I'm descending a narrow path when I hear, "Hey, Matos!!!" I immediately recognize Francisco's voice.
I have a heavyweight RUN 4 FUN entourage waiting for me!!!
Reguengo, the last aid station before the finish line. What an amazing group of people! I have no words to describe what I felt when I experienced all this warmth, love, and excitement around me.
Guida hands me a beer. It tastes divine. It's a heavenly balm. All the care and warmth I feel around me are powerful balms that make me forget all the suffering.
But the video captured by Hugo at that moment shows the emotion better than words could ever do:
Finally, I reached the Stadium, turned around as tradition dictates, and managed to force myself into a stumbling jog.
I crossed paths with João Carlos Correia at the entrance of the stadium, heard the enthusiastic announcer cheering me on, and received the cork medal.
Crossing the finish line has a miraculous effect where we usually instantly forget all the pain of the journey.
"Human nature is such that pain and suffering - even if suffered simultaneously - do not add up as a whole in our consciousness, but rather hide, with the lesser behind the greater, according to a definite law of perspective. It is providential and it is our means of surviving in the field. And that is the reason why it is so often heard in free life that man is never content. In truth, it is not a human incapacity for a state of absolute happiness, but rather an ever-insufficient knowledge of the complex nature of the state of unhappiness; so that the single name of the principal cause is given to all its causes, which are composed and arranged in an order of urgency. And if the most immediate cause of stress comes to an end, we are surprised to see that there is another one behind it; and in reality, a whole series of others.

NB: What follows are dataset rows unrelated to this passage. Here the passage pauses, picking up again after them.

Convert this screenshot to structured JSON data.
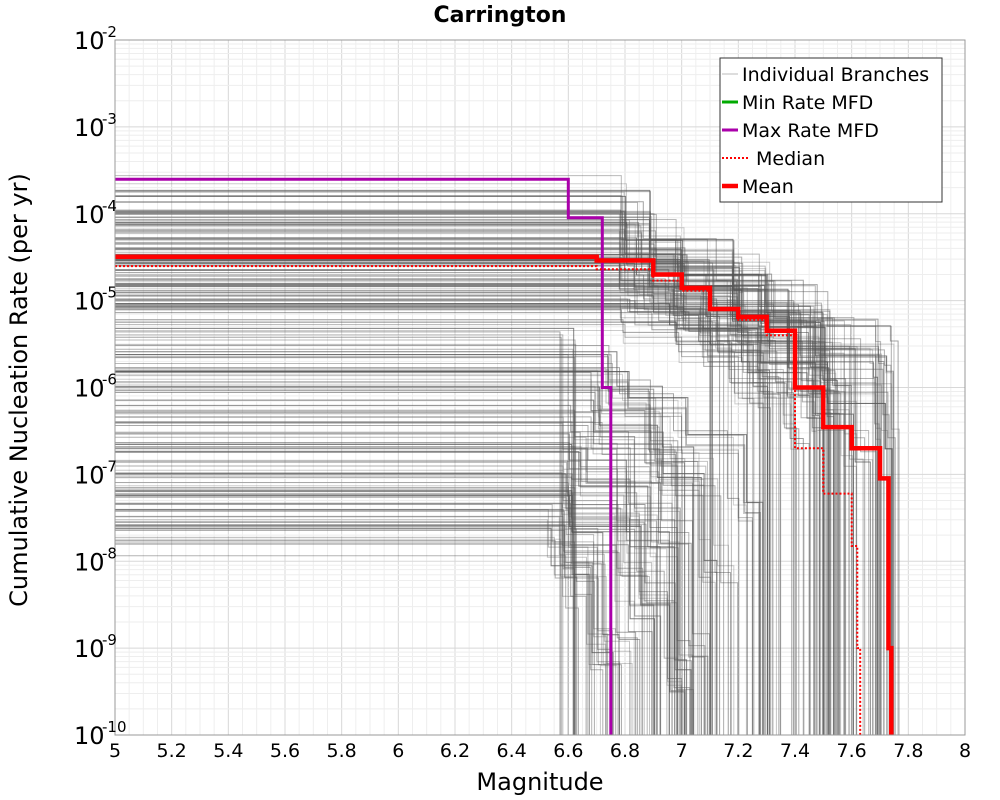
{
  "chart_data": {
    "type": "line",
    "title": "Carrington",
    "xlabel": "Magnitude",
    "ylabel": "Cumulative Nucleation Rate (per yr)",
    "x_scale": "linear",
    "y_scale": "log",
    "xlim": [
      5,
      8
    ],
    "ylim": [
      1e-10,
      0.01
    ],
    "grid": true,
    "legend_position": "top-right",
    "x_ticks": [
      "5",
      "5.2",
      "5.4",
      "5.6",
      "5.8",
      "6",
      "6.2",
      "6.4",
      "6.6",
      "6.8",
      "7",
      "7.2",
      "7.4",
      "7.6",
      "7.8",
      "8"
    ],
    "y_ticks": [
      {
        "base": "10",
        "exp": "-2",
        "value": 0.01
      },
      {
        "base": "10",
        "exp": "-3",
        "value": 0.001
      },
      {
        "base": "10",
        "exp": "-4",
        "value": 0.0001
      },
      {
        "base": "10",
        "exp": "-5",
        "value": 1e-05
      },
      {
        "base": "10",
        "exp": "-6",
        "value": 1e-06
      },
      {
        "base": "10",
        "exp": "-7",
        "value": 1e-07
      },
      {
        "base": "10",
        "exp": "-8",
        "value": 1e-08
      },
      {
        "base": "10",
        "exp": "-9",
        "value": 1e-09
      },
      {
        "base": "10",
        "exp": "-10",
        "value": 1e-10
      }
    ],
    "series": [
      {
        "name": "Individual Branches",
        "color": "#555555",
        "style": "thin",
        "note_visual": "hundreds of grey branch curves",
        "samples": [
          {
            "x": [
              5,
              6.5,
              6.8,
              7.0,
              7.3,
              7.5,
              7.6
            ],
            "y": [
              0.00016,
              0.00016,
              5e-05,
              2e-05,
              5e-06,
              5e-07,
              1e-10
            ]
          },
          {
            "x": [
              5,
              6.6,
              6.9,
              7.2,
              7.4,
              7.55
            ],
            "y": [
              0.00011,
              0.00011,
              3e-05,
              8e-06,
              1e-06,
              1e-10
            ]
          },
          {
            "x": [
              5,
              6.55,
              6.85,
              7.1,
              7.4,
              7.7,
              7.72
            ],
            "y": [
              8e-05,
              8e-05,
              3e-05,
              1e-05,
              3e-06,
              2e-06,
              1e-10
            ]
          },
          {
            "x": [
              5,
              6.6,
              6.8,
              7.0,
              7.2,
              7.28
            ],
            "y": [
              6e-05,
              6e-05,
              2e-05,
              1e-05,
              3e-06,
              1e-10
            ]
          },
          {
            "x": [
              5,
              6.5,
              6.9,
              7.2,
              7.5,
              7.72
            ],
            "y": [
              5e-05,
              5e-05,
              2.5e-05,
              1e-05,
              4e-06,
              1e-10
            ]
          },
          {
            "x": [
              5,
              6.6,
              6.8,
              7.0,
              7.1,
              7.15
            ],
            "y": [
              4e-05,
              4e-05,
              2e-05,
              1e-05,
              5e-06,
              1e-10
            ]
          },
          {
            "x": [
              5,
              6.7,
              7.0,
              7.3,
              7.5,
              7.55
            ],
            "y": [
              3.2e-05,
              3.2e-05,
              1.6e-05,
              6e-06,
              1e-06,
              1e-10
            ]
          },
          {
            "x": [
              5,
              6.6,
              6.9,
              7.2,
              7.45,
              7.5
            ],
            "y": [
              2.6e-05,
              2.6e-05,
              1.4e-05,
              5e-06,
              1e-06,
              1e-10
            ]
          },
          {
            "x": [
              5,
              6.7,
              7.0,
              7.3,
              7.6,
              7.65
            ],
            "y": [
              2.1e-05,
              2.1e-05,
              1e-05,
              4e-06,
              2e-07,
              1e-10
            ]
          },
          {
            "x": [
              5,
              6.6,
              6.85,
              7.1,
              7.3,
              7.35
            ],
            "y": [
              1.7e-05,
              1.7e-05,
              9e-06,
              3e-06,
              1e-06,
              1e-10
            ]
          },
          {
            "x": [
              5,
              6.7,
              6.95,
              7.2,
              7.5,
              7.7,
              7.72
            ],
            "y": [
              1.4e-05,
              1.4e-05,
              8e-06,
              3e-06,
              1e-06,
              3e-07,
              1e-10
            ]
          },
          {
            "x": [
              5,
              6.6,
              6.9,
              7.1,
              7.25,
              7.3
            ],
            "y": [
              1.1e-05,
              1.1e-05,
              7e-06,
              3e-06,
              1e-06,
              1e-10
            ]
          },
          {
            "x": [
              5,
              6.7,
              7.0,
              7.3,
              7.5,
              7.52
            ],
            "y": [
              9e-06,
              9e-06,
              5e-06,
              2e-06,
              5e-07,
              1e-10
            ]
          },
          {
            "x": [
              5,
              6.6,
              6.8,
              7.0,
              7.2,
              7.4,
              7.45
            ],
            "y": [
              7e-06,
              7e-06,
              5e-06,
              3e-06,
              1e-06,
              3e-07,
              1e-10
            ]
          },
          {
            "x": [
              5,
              6.5,
              6.75,
              6.9,
              7.0
            ],
            "y": [
              2.5e-06,
              2.5e-06,
              1e-06,
              2e-07,
              1e-10
            ]
          },
          {
            "x": [
              5,
              6.5,
              6.8,
              7.0,
              7.2,
              7.25
            ],
            "y": [
              1.6e-06,
              1.6e-06,
              8e-07,
              3e-07,
              5e-08,
              1e-10
            ]
          },
          {
            "x": [
              5,
              6.5,
              6.7,
              6.9,
              7.05
            ],
            "y": [
              1.1e-06,
              1.1e-06,
              4e-07,
              1e-07,
              1e-10
            ]
          },
          {
            "x": [
              5,
              6.5,
              6.7,
              6.95,
              7.1,
              7.15
            ],
            "y": [
              7e-07,
              7e-07,
              3e-07,
              1e-07,
              1e-08,
              1e-10
            ]
          },
          {
            "x": [
              5,
              6.5,
              6.6,
              6.8,
              6.95
            ],
            "y": [
              4e-07,
              4e-07,
              2e-07,
              3e-08,
              1e-10
            ]
          },
          {
            "x": [
              5,
              6.5,
              6.65,
              6.9,
              7.0,
              7.05
            ],
            "y": [
              2.5e-07,
              2.5e-07,
              1e-07,
              2e-08,
              1e-09,
              1e-10
            ]
          },
          {
            "x": [
              5,
              6.5,
              6.6,
              6.8,
              6.9
            ],
            "y": [
              1.5e-07,
              1.5e-07,
              6e-08,
              1e-08,
              1e-10
            ]
          },
          {
            "x": [
              5,
              6.5,
              6.6,
              6.85,
              6.95,
              7.0
            ],
            "y": [
              9e-08,
              9e-08,
              4e-08,
              5e-09,
              5e-10,
              1e-10
            ]
          },
          {
            "x": [
              5,
              6.5,
              6.6,
              6.8,
              6.88
            ],
            "y": [
              6e-08,
              6e-08,
              2e-08,
              2e-09,
              1e-10
            ]
          },
          {
            "x": [
              5,
              6.5,
              6.6,
              6.7,
              6.75
            ],
            "y": [
              4e-08,
              4e-08,
              1.5e-08,
              1e-09,
              1e-10
            ]
          },
          {
            "x": [
              5,
              6.5,
              6.55,
              6.7,
              6.78
            ],
            "y": [
              2.7e-08,
              2.7e-08,
              1e-08,
              1e-09,
              1e-10
            ]
          },
          {
            "x": [
              5,
              6.5,
              6.6,
              6.65
            ],
            "y": [
              2e-08,
              2e-08,
              5e-09,
              1e-10
            ]
          },
          {
            "x": [
              5,
              6.5,
              6.6
            ],
            "y": [
              3.5e-06,
              3.5e-06,
              1e-10
            ]
          }
        ]
      },
      {
        "name": "Min Rate MFD",
        "color": "#00aa00",
        "x": [
          5,
          6.5,
          6.6,
          6.7
        ],
        "y": [
          1e-10,
          1e-10,
          1e-10,
          1e-10
        ]
      },
      {
        "name": "Max Rate MFD",
        "color": "#aa00aa",
        "x": [
          5,
          6.5,
          6.6,
          6.7,
          6.72,
          6.75
        ],
        "y": [
          0.00025,
          0.00025,
          9e-05,
          9e-05,
          1e-06,
          1e-10
        ]
      },
      {
        "name": "Median",
        "color": "#ff0000",
        "style": "dotted",
        "x": [
          5,
          6.5,
          6.7,
          6.9,
          7.0,
          7.1,
          7.2,
          7.3,
          7.4,
          7.5,
          7.6,
          7.62,
          7.63
        ],
        "y": [
          2.5e-05,
          2.5e-05,
          2.3e-05,
          1.7e-05,
          1.3e-05,
          8e-06,
          6e-06,
          4e-06,
          2e-07,
          6e-08,
          1.5e-08,
          1e-09,
          1e-10
        ]
      },
      {
        "name": "Mean",
        "color": "#ff0000",
        "style": "thick",
        "x": [
          5,
          6.5,
          6.7,
          6.9,
          7.0,
          7.1,
          7.2,
          7.3,
          7.4,
          7.5,
          7.6,
          7.7,
          7.73,
          7.74
        ],
        "y": [
          3.2e-05,
          3.2e-05,
          2.9e-05,
          2e-05,
          1.4e-05,
          8e-06,
          6.5e-06,
          4.5e-06,
          1e-06,
          3.5e-07,
          2e-07,
          9e-08,
          1e-09,
          1e-10
        ]
      }
    ]
  }
}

Therefore, as soon as the cold, which throughout the winter seemed to be our only enemy, ceased, we become aware of hunger; and repeating the same mistake, we now say: "If it weren't for hunger!..."
― Primo Levi, If This Is a Man • The Truce
Life indeed puts stones along our path.
But there are small stones, like the ones I collect during an Ultra Trail race, and there are enormous boulders that rarely fall directly on our heads.
Life is short for all of us, but the fact that we are unaware of the exact and relatively distant day when it will end is immensely protective.
But sometimes the boulder appears suddenly. In the life of someone we love. And there, all the small stones disappear. There are no small stones, no sand, no wrinkled feet, no aching knees, no battered tendons. There is only the boulder.
Life is a mysterious phenomenon, and love is a powerful force. Along the way, there are also many flowers. Let us try not to lose sight of the flowers. That is what remains for us.